Останавливаюсь, смотрю ему в лицо:
– Вы мне что, приглашаете на свидание?
Улыбка вместо ответа.
– Нет, благодарю, – заявляю ему и снова ухожу.
– Почему? – упрямец продолжает следовать за мной, сунув руки в карманы штанов.
– Терпеть не могу макароны с сыром.
– Так приготовьте что-нибудь, что вам нравится, – замечает Лебедев.
От такой наглости у меня дыхание перехватывает. Но стараюсь сдерживаться, хотя рука аж зудит, – так сильно хочется влепить ему крепкую плюху.
– Ну уж нет.
– Не умеете? – подначивает Валерий.
– Я не буду вас кормить.
– Я думал, вы сначала поедите, – усмехается подчинённый.
– Сначала? – хмурюсь.
– Перед… физическими упражнениями, – добавляет он.

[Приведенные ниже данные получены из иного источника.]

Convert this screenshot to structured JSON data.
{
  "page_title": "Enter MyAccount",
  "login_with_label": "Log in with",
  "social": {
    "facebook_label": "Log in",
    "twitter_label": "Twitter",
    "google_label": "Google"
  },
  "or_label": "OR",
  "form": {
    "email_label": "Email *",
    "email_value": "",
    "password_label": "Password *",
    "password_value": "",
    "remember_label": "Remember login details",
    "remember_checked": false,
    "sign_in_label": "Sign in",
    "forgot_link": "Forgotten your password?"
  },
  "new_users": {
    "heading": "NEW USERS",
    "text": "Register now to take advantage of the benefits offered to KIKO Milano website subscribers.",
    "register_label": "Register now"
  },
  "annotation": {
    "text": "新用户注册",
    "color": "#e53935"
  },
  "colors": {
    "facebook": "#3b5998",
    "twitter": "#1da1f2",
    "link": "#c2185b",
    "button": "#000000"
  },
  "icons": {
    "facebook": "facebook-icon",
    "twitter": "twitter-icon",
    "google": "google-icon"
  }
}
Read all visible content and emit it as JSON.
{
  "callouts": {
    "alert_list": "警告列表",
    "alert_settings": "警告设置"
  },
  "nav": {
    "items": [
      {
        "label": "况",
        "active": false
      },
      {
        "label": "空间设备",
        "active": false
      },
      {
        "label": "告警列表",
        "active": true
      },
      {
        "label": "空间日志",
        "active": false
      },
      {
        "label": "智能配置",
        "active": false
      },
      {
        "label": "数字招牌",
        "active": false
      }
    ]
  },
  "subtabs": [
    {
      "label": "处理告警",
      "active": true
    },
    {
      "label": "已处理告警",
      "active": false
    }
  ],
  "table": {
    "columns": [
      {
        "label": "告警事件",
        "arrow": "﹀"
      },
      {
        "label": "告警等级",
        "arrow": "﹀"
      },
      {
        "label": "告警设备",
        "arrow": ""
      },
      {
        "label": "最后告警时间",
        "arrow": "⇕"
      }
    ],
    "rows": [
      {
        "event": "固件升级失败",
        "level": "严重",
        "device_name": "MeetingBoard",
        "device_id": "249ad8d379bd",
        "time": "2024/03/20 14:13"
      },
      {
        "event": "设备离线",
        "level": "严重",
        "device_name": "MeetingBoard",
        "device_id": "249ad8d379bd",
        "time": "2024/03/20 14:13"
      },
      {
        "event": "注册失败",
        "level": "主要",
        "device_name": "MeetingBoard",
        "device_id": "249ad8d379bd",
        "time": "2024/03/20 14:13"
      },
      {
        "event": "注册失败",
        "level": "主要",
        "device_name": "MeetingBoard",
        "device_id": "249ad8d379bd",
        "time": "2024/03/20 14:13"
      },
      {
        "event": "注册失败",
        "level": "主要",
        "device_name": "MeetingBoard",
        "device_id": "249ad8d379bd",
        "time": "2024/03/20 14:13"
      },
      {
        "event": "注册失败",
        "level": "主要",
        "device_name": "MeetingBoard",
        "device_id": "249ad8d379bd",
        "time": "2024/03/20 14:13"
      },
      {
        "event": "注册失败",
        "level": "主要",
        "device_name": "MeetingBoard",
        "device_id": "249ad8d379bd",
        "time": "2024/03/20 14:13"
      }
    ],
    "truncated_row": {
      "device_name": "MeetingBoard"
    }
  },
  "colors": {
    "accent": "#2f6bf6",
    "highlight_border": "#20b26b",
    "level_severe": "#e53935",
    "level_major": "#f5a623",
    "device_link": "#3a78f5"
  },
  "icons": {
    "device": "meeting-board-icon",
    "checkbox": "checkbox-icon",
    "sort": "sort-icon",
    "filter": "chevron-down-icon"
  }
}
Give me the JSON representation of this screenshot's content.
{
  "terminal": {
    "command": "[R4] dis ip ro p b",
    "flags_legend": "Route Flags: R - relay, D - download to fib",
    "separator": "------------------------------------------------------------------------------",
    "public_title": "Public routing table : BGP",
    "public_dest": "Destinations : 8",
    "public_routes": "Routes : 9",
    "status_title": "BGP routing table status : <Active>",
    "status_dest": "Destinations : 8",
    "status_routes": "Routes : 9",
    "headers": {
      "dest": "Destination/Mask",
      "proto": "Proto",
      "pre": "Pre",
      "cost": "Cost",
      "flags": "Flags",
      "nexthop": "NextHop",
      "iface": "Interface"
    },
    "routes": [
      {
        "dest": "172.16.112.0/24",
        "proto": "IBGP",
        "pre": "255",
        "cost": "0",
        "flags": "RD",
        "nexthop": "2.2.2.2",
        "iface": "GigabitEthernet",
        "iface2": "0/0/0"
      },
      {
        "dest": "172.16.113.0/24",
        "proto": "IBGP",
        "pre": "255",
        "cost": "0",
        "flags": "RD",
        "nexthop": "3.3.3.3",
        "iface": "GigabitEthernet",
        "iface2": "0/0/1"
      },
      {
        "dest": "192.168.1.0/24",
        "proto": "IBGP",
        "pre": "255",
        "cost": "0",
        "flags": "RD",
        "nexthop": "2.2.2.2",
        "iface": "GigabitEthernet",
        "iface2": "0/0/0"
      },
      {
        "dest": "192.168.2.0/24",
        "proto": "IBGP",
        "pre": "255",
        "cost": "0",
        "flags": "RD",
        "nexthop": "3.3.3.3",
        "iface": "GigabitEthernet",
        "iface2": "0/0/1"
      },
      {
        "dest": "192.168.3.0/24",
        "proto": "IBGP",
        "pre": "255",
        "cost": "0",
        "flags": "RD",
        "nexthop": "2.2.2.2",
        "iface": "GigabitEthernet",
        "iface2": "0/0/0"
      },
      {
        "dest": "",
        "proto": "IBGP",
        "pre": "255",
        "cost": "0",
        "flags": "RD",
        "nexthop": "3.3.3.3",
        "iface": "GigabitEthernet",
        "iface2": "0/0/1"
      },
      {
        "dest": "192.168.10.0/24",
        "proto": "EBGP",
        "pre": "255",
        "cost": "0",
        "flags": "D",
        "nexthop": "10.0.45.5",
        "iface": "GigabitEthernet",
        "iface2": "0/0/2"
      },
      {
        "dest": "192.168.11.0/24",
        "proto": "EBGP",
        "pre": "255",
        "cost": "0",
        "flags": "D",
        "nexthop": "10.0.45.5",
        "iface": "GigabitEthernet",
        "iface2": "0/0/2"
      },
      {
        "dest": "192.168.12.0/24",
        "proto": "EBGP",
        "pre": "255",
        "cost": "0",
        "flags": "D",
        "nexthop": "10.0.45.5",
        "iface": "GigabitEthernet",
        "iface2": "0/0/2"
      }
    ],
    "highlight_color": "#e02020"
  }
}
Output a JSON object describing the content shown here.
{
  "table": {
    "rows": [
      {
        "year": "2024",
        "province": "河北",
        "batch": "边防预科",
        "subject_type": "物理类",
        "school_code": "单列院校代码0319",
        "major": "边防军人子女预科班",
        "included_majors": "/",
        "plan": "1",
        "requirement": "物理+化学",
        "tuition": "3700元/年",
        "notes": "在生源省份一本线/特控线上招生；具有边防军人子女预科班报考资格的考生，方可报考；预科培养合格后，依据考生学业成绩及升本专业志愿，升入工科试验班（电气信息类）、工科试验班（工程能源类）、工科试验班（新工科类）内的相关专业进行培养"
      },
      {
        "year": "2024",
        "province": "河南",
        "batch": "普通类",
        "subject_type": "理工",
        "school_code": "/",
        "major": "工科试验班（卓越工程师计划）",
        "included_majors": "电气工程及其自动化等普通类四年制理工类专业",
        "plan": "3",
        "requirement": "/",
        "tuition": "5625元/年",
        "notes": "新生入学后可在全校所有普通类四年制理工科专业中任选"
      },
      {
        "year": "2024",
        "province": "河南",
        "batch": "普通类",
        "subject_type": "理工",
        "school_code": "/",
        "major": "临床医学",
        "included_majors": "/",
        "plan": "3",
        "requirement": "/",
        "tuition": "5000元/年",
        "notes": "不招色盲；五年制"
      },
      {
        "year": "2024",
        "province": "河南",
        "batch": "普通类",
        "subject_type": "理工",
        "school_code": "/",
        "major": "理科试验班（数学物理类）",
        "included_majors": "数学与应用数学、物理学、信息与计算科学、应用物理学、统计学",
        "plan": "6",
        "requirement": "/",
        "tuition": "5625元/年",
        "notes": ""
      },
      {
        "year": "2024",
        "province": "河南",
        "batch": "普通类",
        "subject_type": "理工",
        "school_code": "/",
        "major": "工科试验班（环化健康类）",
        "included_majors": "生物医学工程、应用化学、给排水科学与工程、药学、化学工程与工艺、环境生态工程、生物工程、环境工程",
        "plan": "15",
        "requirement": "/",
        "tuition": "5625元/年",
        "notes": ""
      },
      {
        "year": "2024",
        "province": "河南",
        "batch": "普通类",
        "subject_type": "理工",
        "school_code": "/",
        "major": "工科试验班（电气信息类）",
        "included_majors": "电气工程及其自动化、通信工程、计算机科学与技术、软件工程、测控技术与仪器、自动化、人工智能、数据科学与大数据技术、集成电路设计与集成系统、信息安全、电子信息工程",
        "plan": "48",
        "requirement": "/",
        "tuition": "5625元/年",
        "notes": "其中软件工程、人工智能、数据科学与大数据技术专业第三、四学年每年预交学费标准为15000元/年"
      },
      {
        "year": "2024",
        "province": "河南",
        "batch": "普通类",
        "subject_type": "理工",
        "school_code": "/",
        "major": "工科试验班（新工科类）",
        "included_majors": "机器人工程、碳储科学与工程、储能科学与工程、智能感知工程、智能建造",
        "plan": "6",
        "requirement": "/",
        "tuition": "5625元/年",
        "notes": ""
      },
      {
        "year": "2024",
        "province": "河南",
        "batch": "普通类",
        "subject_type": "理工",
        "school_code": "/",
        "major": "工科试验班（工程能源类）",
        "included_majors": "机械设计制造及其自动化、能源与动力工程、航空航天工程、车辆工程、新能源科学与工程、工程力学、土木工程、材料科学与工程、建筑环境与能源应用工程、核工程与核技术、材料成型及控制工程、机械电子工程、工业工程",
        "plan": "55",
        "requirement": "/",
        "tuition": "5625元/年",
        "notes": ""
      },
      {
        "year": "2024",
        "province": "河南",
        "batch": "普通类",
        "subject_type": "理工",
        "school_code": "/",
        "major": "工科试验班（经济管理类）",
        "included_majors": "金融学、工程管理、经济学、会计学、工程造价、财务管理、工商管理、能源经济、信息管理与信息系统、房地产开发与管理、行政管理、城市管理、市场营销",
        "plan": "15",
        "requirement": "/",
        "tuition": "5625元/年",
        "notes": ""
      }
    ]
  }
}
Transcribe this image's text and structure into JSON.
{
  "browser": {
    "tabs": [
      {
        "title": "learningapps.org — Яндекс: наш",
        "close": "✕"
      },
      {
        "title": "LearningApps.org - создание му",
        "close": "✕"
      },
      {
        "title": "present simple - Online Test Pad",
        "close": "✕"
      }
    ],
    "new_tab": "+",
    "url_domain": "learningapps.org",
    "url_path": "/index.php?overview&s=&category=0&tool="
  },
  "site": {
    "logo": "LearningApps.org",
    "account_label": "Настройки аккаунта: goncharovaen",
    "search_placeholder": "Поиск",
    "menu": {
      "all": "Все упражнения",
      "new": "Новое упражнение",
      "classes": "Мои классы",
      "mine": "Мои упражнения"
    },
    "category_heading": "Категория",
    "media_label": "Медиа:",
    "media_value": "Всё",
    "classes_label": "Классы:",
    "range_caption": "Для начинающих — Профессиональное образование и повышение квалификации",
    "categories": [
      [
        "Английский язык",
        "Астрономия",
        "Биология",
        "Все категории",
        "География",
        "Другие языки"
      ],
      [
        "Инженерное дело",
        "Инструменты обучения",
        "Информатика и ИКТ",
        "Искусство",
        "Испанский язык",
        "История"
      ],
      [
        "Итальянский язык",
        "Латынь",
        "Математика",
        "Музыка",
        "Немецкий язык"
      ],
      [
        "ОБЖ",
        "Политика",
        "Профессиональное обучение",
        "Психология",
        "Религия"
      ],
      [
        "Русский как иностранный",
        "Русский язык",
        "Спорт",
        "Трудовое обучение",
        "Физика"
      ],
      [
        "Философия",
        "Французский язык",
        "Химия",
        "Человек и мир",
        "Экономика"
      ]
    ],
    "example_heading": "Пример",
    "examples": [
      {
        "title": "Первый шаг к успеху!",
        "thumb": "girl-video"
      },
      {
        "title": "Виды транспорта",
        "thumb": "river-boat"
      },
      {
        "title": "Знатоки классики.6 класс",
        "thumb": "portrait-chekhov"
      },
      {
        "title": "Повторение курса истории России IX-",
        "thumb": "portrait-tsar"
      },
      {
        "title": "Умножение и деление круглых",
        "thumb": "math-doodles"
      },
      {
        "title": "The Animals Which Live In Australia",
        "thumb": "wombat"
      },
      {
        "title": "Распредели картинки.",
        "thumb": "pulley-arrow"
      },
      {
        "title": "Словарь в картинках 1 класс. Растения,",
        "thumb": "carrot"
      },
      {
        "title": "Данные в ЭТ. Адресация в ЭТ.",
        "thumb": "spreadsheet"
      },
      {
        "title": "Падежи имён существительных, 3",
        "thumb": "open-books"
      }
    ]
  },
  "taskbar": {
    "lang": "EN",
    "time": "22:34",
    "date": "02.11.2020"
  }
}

Пока я соображаю, что ему ответить, дабы это не выглядело, как поток площадной брани, слышу:
– Не говорите, что вы не хотите прийти домой, принять душ, выпить вина, заняться сексом.
Не знаю, что бы сказала. Не знаю, как бы поступила. Но рядом оказывается Рафаэль. Когда он слышит слова Лебедева начиная с момента «сначала поедите», то вижу, как бледнеет его лицо. Ладони сжимаются в кулаки. Понимаю: ещё секунда, и испанец кинется на Валерия, устроив безобразную драку. Потому обращаюсь к нему:
– Рафаэль!
– Да, Эллина Родионовна? – произносит он сквозь зубы, пронзая затылок Лебедева взглядом.
– Мне нужна ваша помощь.
– Да, конечно.
– Ординатор, за мной! – командую громче. Идём к следующему пациенту. Делаю заметку в памяти: ответить Лебедеву на его хамский поступок. Да так, чтобы впредь повадно не было.
На койке, хватаясь то за живот, то за поручень, мечется молодой парень лет 22-х. В грязной одежде, с длинными немытыми волосами. Стонет и приговаривает:
– Вы должны это прекратить!
– Успокойтесь и скажите, что с вами.
– Он у меня в животе, – признаётся странный пациент.
– Вы что-то съели? – уточняет Рафаэль.
– Нет. Мой брат…
– Подождите. Он вам что-то дал?
– Нет, нет. Он во мне! – смотрит парень безумными глазами. Смотрит на свой живот, задрав одежду. – Он пытается выбраться!
– Вы под кайфом? – интересуется испанец.
– Остановите его! Он злится! Боже! Я должен вытащить его! – внезапно парень выхватывает из кармана ветровки нож и пытается воткнуть в себя. Ординатор реагирует мгновенно: бьёт по запястью, железка падает на пол.
– Жёсткие ремни, успокоительное и психиатра, – даю назначение.
– С вами всё хорошо? – спрашивает меня бледный Рафаэль. Так понимаю, данное состояние у него, когда нервничает.
– Да, я в порядке. Занимайся пациентом.
Иду в кабинет и там сижу некоторое время, чтобы перевести дыхание. К такому не привыкнешь.